Insolvency regulator IBBI has given a boost to the real estate sector with the introduction of the concept of ‘project-wise’ resolutions in the real estate insolvency cases.

It has now amended its Corporate Insolvency Resolution Process (CIRP) regulations to empower the Committee of Creditors (CoC) to direct the Resolution Professional (RP) to invite separate resolution plan for each project.

The Insolvency and Bankruptcy Board of India (IBBI) has also mandated that the IRP/RP should maintain separate bank accounts for each real estate project when the corporate debtor is involved in real estate development. 

India’s real estate sector accounts for about 7 per cent share of country’s GDP (estimated at $ 3.5 trillion) and is expected to touch level of $ 1 trillion by 2030.

This flexibility in inviting resolution plans in real-estate cases has been provided with a view that each project in a real estate case may need different treatment in terms of resolution.

IBBI had in January 2021 sought public comments on measures that may be needed to improve outcomes in real estate cases.

It was then observed there are situations where because of the default in one project, the CIRP is initiated against the entire company.
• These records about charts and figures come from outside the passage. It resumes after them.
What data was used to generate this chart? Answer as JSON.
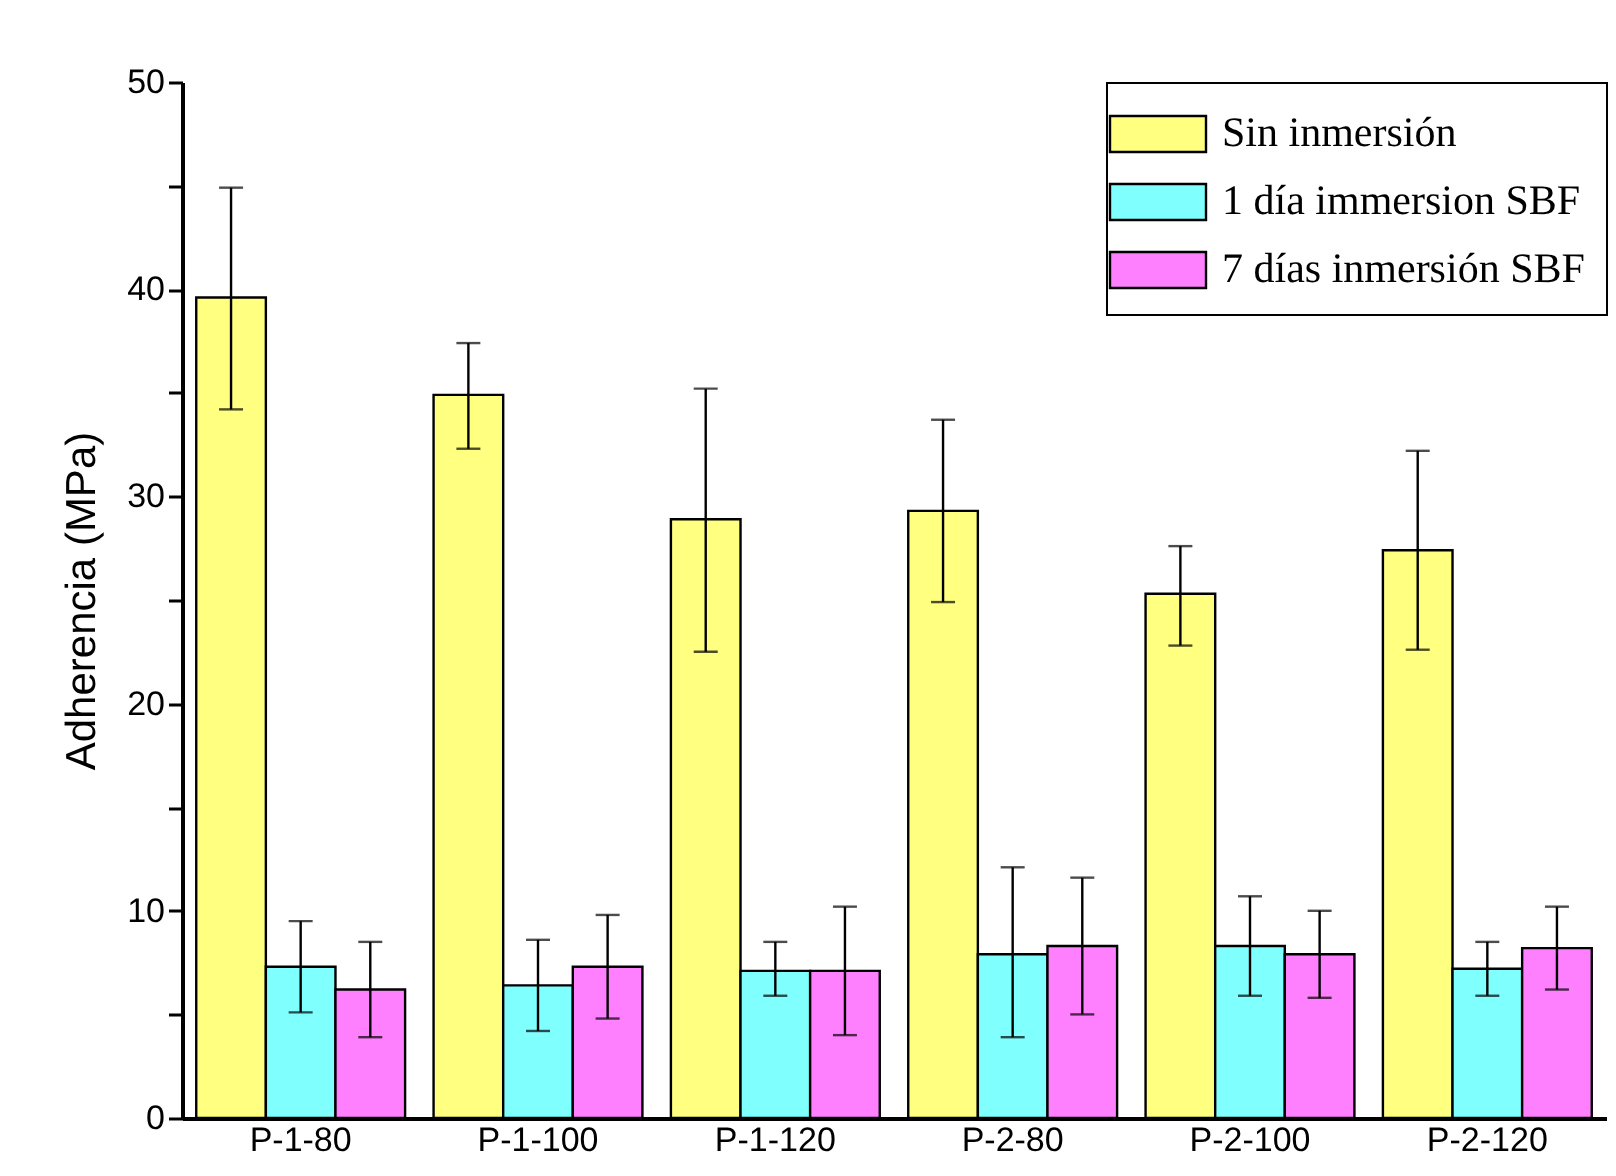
{
  "chart_data": {
    "type": "bar",
    "ylabel": "Adherencia (MPa)",
    "categories": [
      "P-1-80",
      "P-1-100",
      "P-1-120",
      "P-2-80",
      "P-2-100",
      "P-2-120"
    ],
    "series": [
      {
        "name": "Sin inmersión",
        "color": "#ffff80",
        "values": [
          39.6,
          34.9,
          28.9,
          29.3,
          25.3,
          27.4
        ],
        "errors": [
          [
            34.2,
            44.9
          ],
          [
            32.3,
            37.4
          ],
          [
            22.5,
            35.2
          ],
          [
            24.9,
            33.7
          ],
          [
            22.8,
            27.6
          ],
          [
            22.6,
            32.2
          ]
        ]
      },
      {
        "name": "1 día immersion SBF",
        "color": "#80ffff",
        "values": [
          7.3,
          6.4,
          7.1,
          7.9,
          8.3,
          7.2
        ],
        "errors": [
          [
            5.1,
            9.5
          ],
          [
            4.2,
            8.6
          ],
          [
            5.9,
            8.5
          ],
          [
            3.9,
            12.1
          ],
          [
            5.9,
            10.7
          ],
          [
            5.9,
            8.5
          ]
        ]
      },
      {
        "name": "7 días inmersión SBF",
        "color": "#ff80ff",
        "values": [
          6.2,
          7.3,
          7.1,
          8.3,
          7.9,
          8.2
        ],
        "errors": [
          [
            3.9,
            8.5
          ],
          [
            4.8,
            9.8
          ],
          [
            4.0,
            10.2
          ],
          [
            5.0,
            11.6
          ],
          [
            5.8,
            10.0
          ],
          [
            6.2,
            10.2
          ]
        ]
      }
    ],
    "ylim": [
      0,
      50
    ],
    "yticks": [
      0,
      {
        "value": 5,
        "label": null
      },
      10,
      {
        "value": 15,
        "label": null
      },
      20,
      {
        "value": 25,
        "label": null
      },
      30,
      {
        "value": 35,
        "label": null
      },
      40,
      {
        "value": 45,
        "label": null
      },
      50
    ],
    "grid": false,
    "legend": "top right"
  }
}
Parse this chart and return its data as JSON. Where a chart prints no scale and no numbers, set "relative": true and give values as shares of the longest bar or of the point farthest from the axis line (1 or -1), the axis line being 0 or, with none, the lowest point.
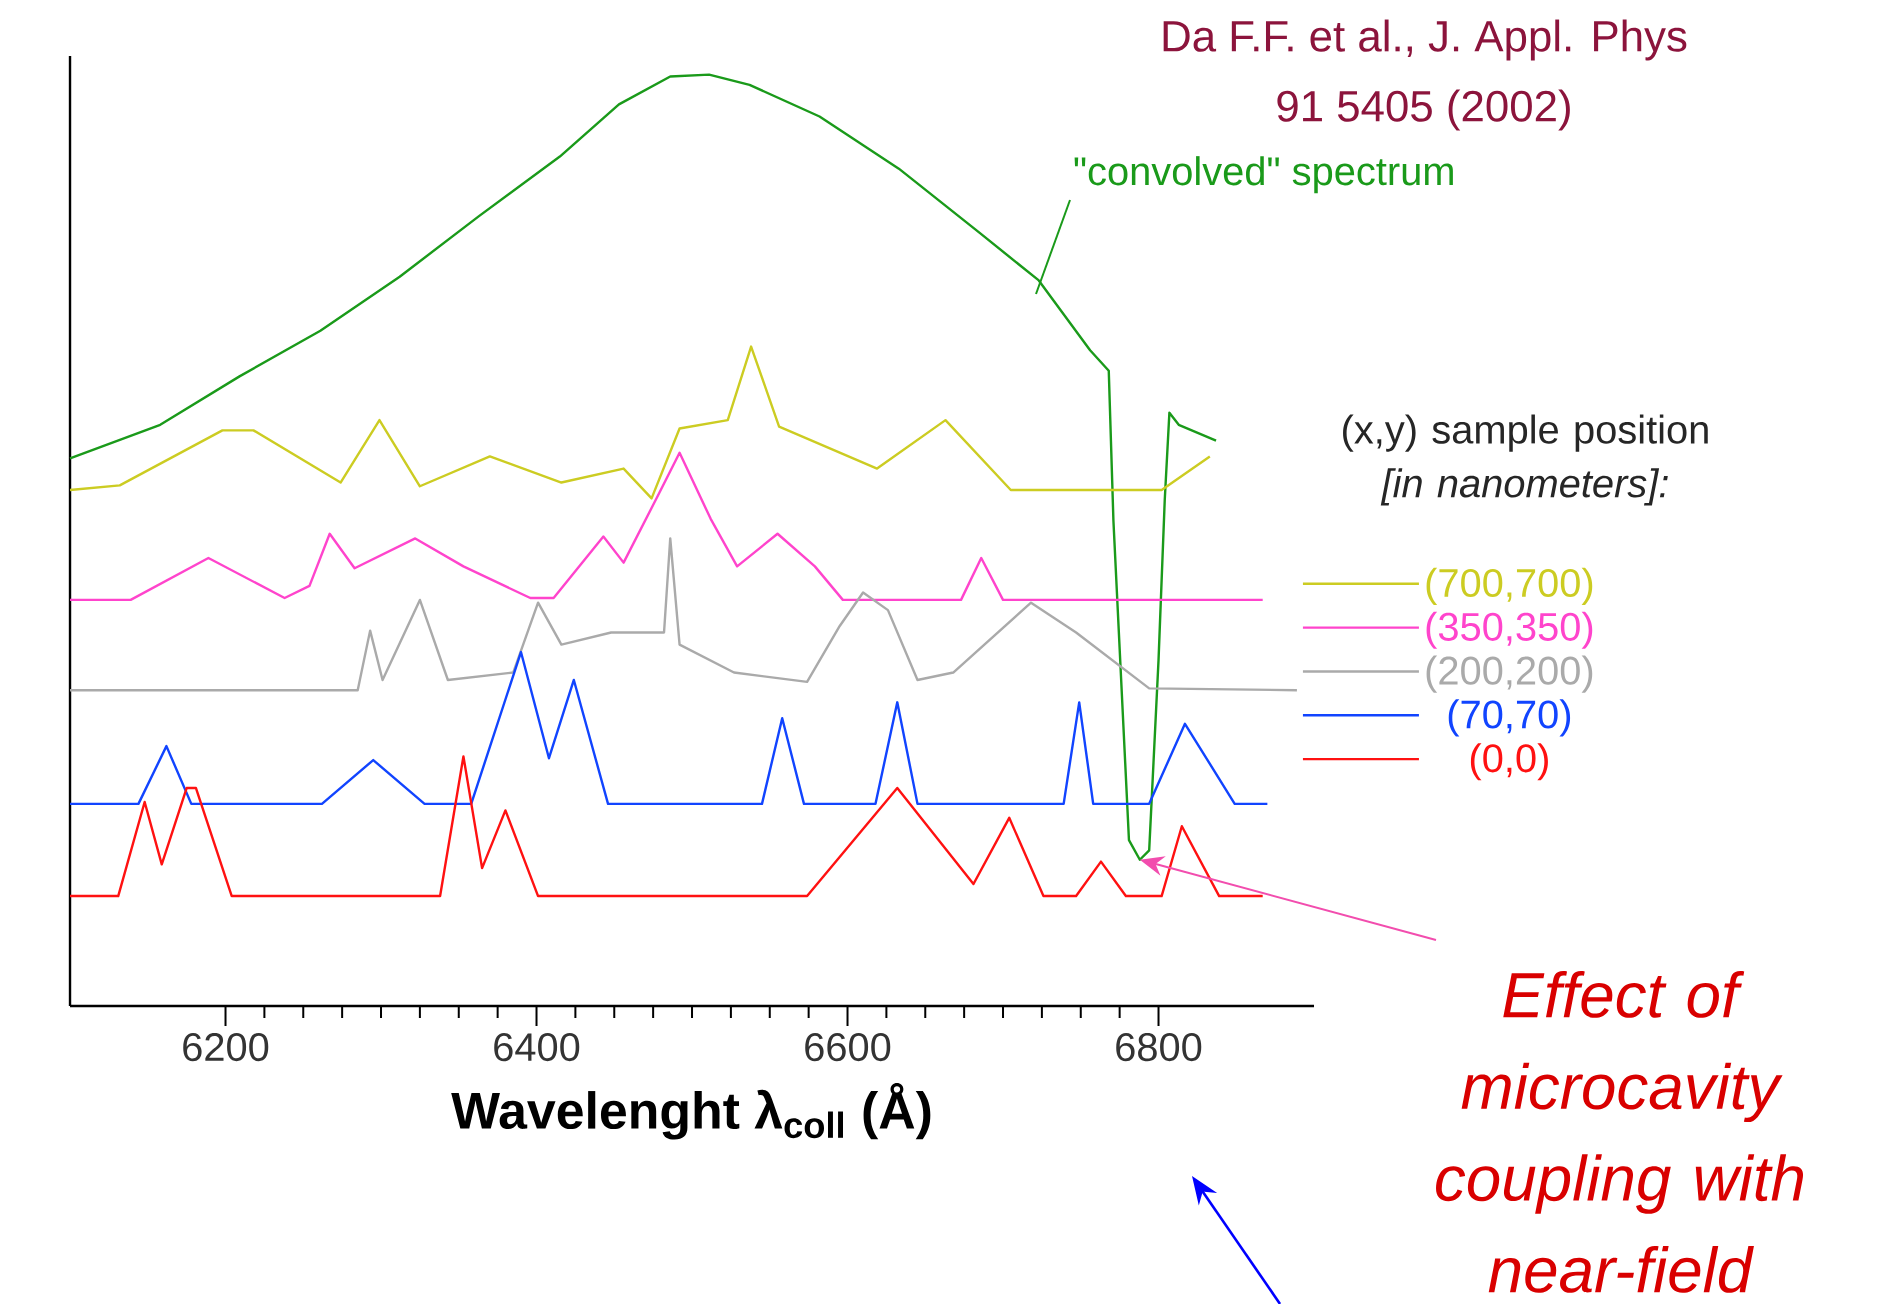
{
  "chart_data": {
    "type": "line",
    "relative": true,
    "xlabel": "Wavelenght λ$_{coll}$ (Å)",
    "xlim": [
      6100,
      6900
    ],
    "xticks": [
      6200,
      6400,
      6600,
      6800
    ],
    "legend": "right",
    "legend_title": "(x,y) sample position *[in nanometers]:*",
    "annotations": [
      "Da F.F. et al., J. Appl. Phys",
      "91 5405 (2002)",
      {
        "text": "Effect of microcavity coupling with near-field",
        "x": 6788,
        "y": 0.157
      }
    ],
    "series": [
      {
        "name": "\"convolved\" spectrum",
        "color": "#1a9a1a",
        "x": [
          6100,
          6158,
          6209,
          6261,
          6312,
          6363,
          6415,
          6453,
          6486,
          6511,
          6537,
          6582,
          6633,
          6685,
          6723,
          6756,
          6768,
          6771,
          6781,
          6788,
          6794,
          6800,
          6804,
          6807,
          6813,
          6837
        ],
        "values": [
          0.588,
          0.624,
          0.676,
          0.725,
          0.783,
          0.848,
          0.912,
          0.968,
          0.998,
          1.0,
          0.989,
          0.955,
          0.899,
          0.83,
          0.779,
          0.704,
          0.682,
          0.521,
          0.178,
          0.157,
          0.167,
          0.371,
          0.543,
          0.637,
          0.624,
          0.607
        ]
      },
      {
        "name": "(700,700)",
        "color": "#cccc22",
        "x": [
          6100,
          6132,
          6198,
          6218,
          6274,
          6299,
          6325,
          6370,
          6416,
          6456,
          6474,
          6492,
          6523,
          6538,
          6556,
          6619,
          6663,
          6705,
          6802,
          6833
        ],
        "values": [
          0.554,
          0.559,
          0.618,
          0.618,
          0.562,
          0.629,
          0.558,
          0.59,
          0.562,
          0.577,
          0.545,
          0.62,
          0.629,
          0.708,
          0.622,
          0.577,
          0.629,
          0.554,
          0.554,
          0.59
        ]
      },
      {
        "name": "(350,350)",
        "color": "#ff44cc",
        "x": [
          6100,
          6139,
          6189,
          6238,
          6254,
          6267,
          6283,
          6322,
          6353,
          6396,
          6411,
          6443,
          6456,
          6479,
          6492,
          6512,
          6529,
          6555,
          6579,
          6597,
          6673,
          6686,
          6700,
          6867
        ],
        "values": [
          0.436,
          0.436,
          0.481,
          0.438,
          0.451,
          0.507,
          0.47,
          0.502,
          0.472,
          0.438,
          0.438,
          0.504,
          0.476,
          0.551,
          0.594,
          0.523,
          0.472,
          0.507,
          0.472,
          0.436,
          0.436,
          0.481,
          0.436,
          0.436
        ]
      },
      {
        "name": "(200,200)",
        "color": "#aaaaaa",
        "x": [
          6100,
          6285,
          6293,
          6301,
          6325,
          6343,
          6385,
          6401,
          6416,
          6448,
          6482,
          6486,
          6492,
          6527,
          6574,
          6595,
          6610,
          6626,
          6645,
          6668,
          6718,
          6747,
          6794,
          6889
        ],
        "values": [
          0.339,
          0.339,
          0.403,
          0.35,
          0.436,
          0.35,
          0.358,
          0.433,
          0.388,
          0.401,
          0.401,
          0.502,
          0.388,
          0.358,
          0.348,
          0.408,
          0.444,
          0.425,
          0.35,
          0.358,
          0.433,
          0.401,
          0.341,
          0.339
        ]
      },
      {
        "name": "(70,70)",
        "color": "#1144ff",
        "x": [
          6100,
          6144,
          6162,
          6178,
          6262,
          6295,
          6328,
          6358,
          6390,
          6408,
          6424,
          6446,
          6545,
          6558,
          6572,
          6618,
          6632,
          6645,
          6739,
          6749,
          6758,
          6794,
          6817,
          6849,
          6870
        ],
        "values": [
          0.217,
          0.217,
          0.279,
          0.217,
          0.217,
          0.264,
          0.217,
          0.217,
          0.38,
          0.266,
          0.35,
          0.217,
          0.217,
          0.309,
          0.217,
          0.217,
          0.326,
          0.217,
          0.217,
          0.326,
          0.217,
          0.217,
          0.303,
          0.217,
          0.217
        ]
      },
      {
        "name": "(0,0)",
        "color": "#ff1111",
        "x": [
          6100,
          6131,
          6148,
          6159,
          6175,
          6181,
          6204,
          6338,
          6353,
          6365,
          6380,
          6401,
          6574,
          6632,
          6681,
          6704,
          6726,
          6747,
          6763,
          6779,
          6802,
          6815,
          6839,
          6867
        ],
        "values": [
          0.118,
          0.118,
          0.219,
          0.152,
          0.234,
          0.234,
          0.118,
          0.118,
          0.268,
          0.148,
          0.21,
          0.118,
          0.118,
          0.234,
          0.131,
          0.202,
          0.118,
          0.118,
          0.155,
          0.118,
          0.118,
          0.193,
          0.118,
          0.118
        ]
      }
    ]
  }
}
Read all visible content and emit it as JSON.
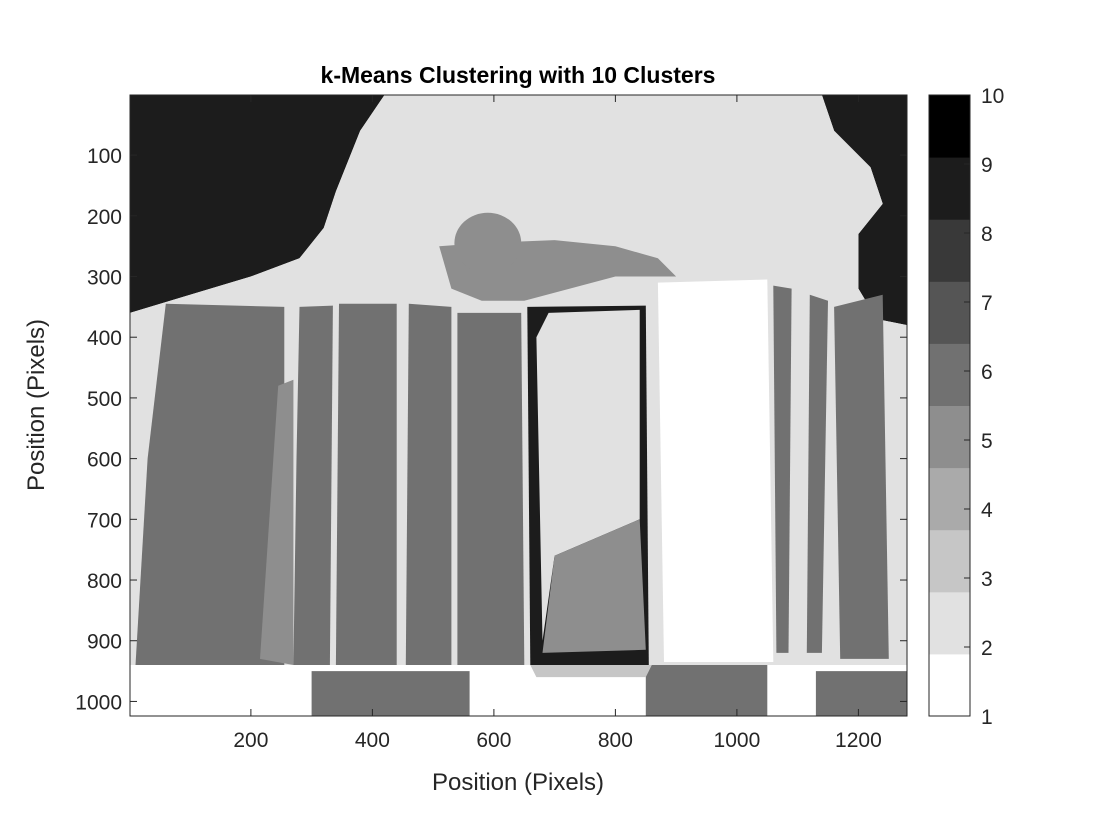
{
  "chart_data": {
    "type": "heatmap",
    "title": "k-Means Clustering with 10 Clusters",
    "xlabel": "Position (Pixels)",
    "ylabel": "Position (Pixels)",
    "xlim": [
      1,
      1280
    ],
    "ylim": [
      1,
      1024
    ],
    "y_reversed": true,
    "xticks": [
      200,
      400,
      600,
      800,
      1000,
      1200
    ],
    "yticks": [
      100,
      200,
      300,
      400,
      500,
      600,
      700,
      800,
      900,
      1000
    ],
    "colorbar": {
      "min": 1,
      "max": 10,
      "ticks": [
        1,
        2,
        3,
        4,
        5,
        6,
        7,
        8,
        9,
        10
      ],
      "colors": [
        "#ffffff",
        "#e1e1e1",
        "#c6c6c6",
        "#aaaaaa",
        "#8e8e8e",
        "#717171",
        "#555555",
        "#393939",
        "#1c1c1c",
        "#000000"
      ]
    },
    "regions": [
      {
        "cluster": 9,
        "polygon": [
          [
            1,
            1
          ],
          [
            420,
            1
          ],
          [
            380,
            60
          ],
          [
            340,
            160
          ],
          [
            320,
            220
          ],
          [
            280,
            270
          ],
          [
            200,
            300
          ],
          [
            100,
            330
          ],
          [
            1,
            360
          ]
        ]
      },
      {
        "cluster": 9,
        "polygon": [
          [
            1140,
            1
          ],
          [
            1280,
            1
          ],
          [
            1280,
            380
          ],
          [
            1230,
            370
          ],
          [
            1200,
            320
          ],
          [
            1200,
            230
          ],
          [
            1240,
            180
          ],
          [
            1220,
            120
          ],
          [
            1160,
            60
          ]
        ]
      },
      {
        "cluster": 2,
        "polygon": [
          [
            420,
            1
          ],
          [
            1140,
            1
          ],
          [
            1160,
            60
          ],
          [
            1220,
            120
          ],
          [
            1240,
            180
          ],
          [
            1200,
            230
          ],
          [
            1200,
            320
          ],
          [
            1230,
            370
          ],
          [
            1280,
            380
          ],
          [
            1280,
            1024
          ],
          [
            1,
            1024
          ],
          [
            1,
            360
          ],
          [
            100,
            330
          ],
          [
            200,
            300
          ],
          [
            280,
            270
          ],
          [
            320,
            220
          ],
          [
            340,
            160
          ],
          [
            380,
            60
          ]
        ]
      },
      {
        "cluster": 5,
        "polygon": [
          [
            510,
            250
          ],
          [
            580,
            245
          ],
          [
            700,
            240
          ],
          [
            800,
            250
          ],
          [
            870,
            270
          ],
          [
            900,
            300
          ],
          [
            800,
            300
          ],
          [
            650,
            340
          ],
          [
            580,
            340
          ],
          [
            530,
            320
          ]
        ]
      },
      {
        "cluster": 5,
        "ellipse": [
          [
            590,
            245
          ],
          [
            55,
            50
          ]
        ]
      },
      {
        "cluster": 1,
        "polygon": [
          [
            1,
            940
          ],
          [
            1280,
            940
          ],
          [
            1280,
            1024
          ],
          [
            1,
            1024
          ]
        ]
      },
      {
        "cluster": 6,
        "polygon": [
          [
            60,
            345
          ],
          [
            255,
            350
          ],
          [
            255,
            940
          ],
          [
            10,
            940
          ],
          [
            30,
            600
          ]
        ]
      },
      {
        "cluster": 5,
        "polygon": [
          [
            215,
            930
          ],
          [
            245,
            480
          ],
          [
            270,
            470
          ],
          [
            270,
            940
          ]
        ]
      },
      {
        "cluster": 6,
        "polygon": [
          [
            280,
            350
          ],
          [
            335,
            348
          ],
          [
            330,
            940
          ],
          [
            270,
            940
          ],
          [
            275,
            600
          ]
        ]
      },
      {
        "cluster": 6,
        "polygon": [
          [
            345,
            345
          ],
          [
            440,
            345
          ],
          [
            440,
            940
          ],
          [
            340,
            940
          ]
        ]
      },
      {
        "cluster": 6,
        "polygon": [
          [
            460,
            345
          ],
          [
            530,
            350
          ],
          [
            530,
            940
          ],
          [
            455,
            940
          ]
        ]
      },
      {
        "cluster": 6,
        "polygon": [
          [
            540,
            360
          ],
          [
            645,
            360
          ],
          [
            650,
            940
          ],
          [
            540,
            940
          ]
        ]
      },
      {
        "cluster": 9,
        "polygon": [
          [
            655,
            350
          ],
          [
            850,
            348
          ],
          [
            855,
            940
          ],
          [
            660,
            940
          ]
        ]
      },
      {
        "cluster": 2,
        "polygon": [
          [
            690,
            360
          ],
          [
            840,
            355
          ],
          [
            840,
            700
          ],
          [
            700,
            760
          ],
          [
            680,
            900
          ],
          [
            670,
            400
          ]
        ]
      },
      {
        "cluster": 5,
        "polygon": [
          [
            700,
            760
          ],
          [
            840,
            700
          ],
          [
            850,
            915
          ],
          [
            680,
            920
          ]
        ]
      },
      {
        "cluster": 1,
        "polygon": [
          [
            870,
            310
          ],
          [
            1050,
            305
          ],
          [
            1060,
            935
          ],
          [
            880,
            935
          ]
        ]
      },
      {
        "cluster": 6,
        "polygon": [
          [
            1060,
            315
          ],
          [
            1090,
            320
          ],
          [
            1085,
            920
          ],
          [
            1065,
            920
          ]
        ]
      },
      {
        "cluster": 6,
        "polygon": [
          [
            1120,
            330
          ],
          [
            1150,
            340
          ],
          [
            1140,
            920
          ],
          [
            1115,
            920
          ]
        ]
      },
      {
        "cluster": 6,
        "polygon": [
          [
            1160,
            350
          ],
          [
            1240,
            330
          ],
          [
            1250,
            930
          ],
          [
            1170,
            930
          ]
        ]
      },
      {
        "cluster": 6,
        "polygon": [
          [
            850,
            940
          ],
          [
            1050,
            940
          ],
          [
            1050,
            1024
          ],
          [
            850,
            1024
          ]
        ]
      },
      {
        "cluster": 6,
        "polygon": [
          [
            300,
            950
          ],
          [
            560,
            950
          ],
          [
            560,
            1024
          ],
          [
            300,
            1024
          ]
        ]
      },
      {
        "cluster": 6,
        "polygon": [
          [
            1130,
            950
          ],
          [
            1280,
            950
          ],
          [
            1280,
            1024
          ],
          [
            1130,
            1024
          ]
        ]
      },
      {
        "cluster": 3,
        "polygon": [
          [
            660,
            940
          ],
          [
            860,
            940
          ],
          [
            850,
            960
          ],
          [
            670,
            960
          ]
        ]
      }
    ]
  }
}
This is counterproductive as other solvent projects are also stalled post-commencement. In real estate cases, the default often pertains to specific projects (while other projects continue to do well).

Amended dispensation

Meanwhile, under the amended dispensation, the RP has been mandated to convene a CoC meeting at least once in every 30 days, with a provision to extend the interval between meetings to a maximum of one meeting per quarter, if CoC so decides.

To enhance the oversight of the CoC over going concern costs, the amendment provides that the RP must seek approval from the CoC for all costs including going concern costs related to the insolvency resolution process.

With an aim to increase transparency and reduce disputes over valuation related issues, the amendment provides for explaining the valuation methodology to the members of the CoC before the computation of estimates.

For fostering informed participation in the process, the amendment provides that the fair value may be made part of the information memorandum (IM). 

EXPERTS’ TAKE 

Hari Hara Mishra, CEO, Association of ARCs in India, said that one third of all cases admitted under IBC, relate to real estate and construction sector. 

To improve resolution outcome, Amitabh Kant Committee on stalled real estate projects  had recommended project wise resolution plans,  as the prospective resolution applicant can pick and choose projects based on his risk appetite, he added.

Sushmita Gandhi, Partner, IndusLaw, said that mandating separate bank account for each real estate project would definitely prove to be beneficial for streamlining the CIRP during project wise insolvency.

Anoop Rawat, Partner, Shardul Amarchand Mangaldas & Co, said that IBBI has yet again proved that it is a dynamic regulator. Many operational difficulties have been resolved in the latest amendments.

The key changes include removing the comingling of funds in real estate projects by prescribing separate bank accounts for real estate projects and allowing CoC to invite resolution plan for each project, Rawat added.

Anjali Jain Partner - Insolvency & Restructuring Practice at Areness - a law firm, said: “Out of total CIRPs initiated till date, real estate sector has 21 per cent of the share in the pool and further study of data would indicate that the proportion of real estate companies heading for liquidation (18 per cent) is proportionately more than what could be resolved (15 per cent) under the Code”. This signified the utter need to bring synchronization of the IBC process with real estate sector, she added.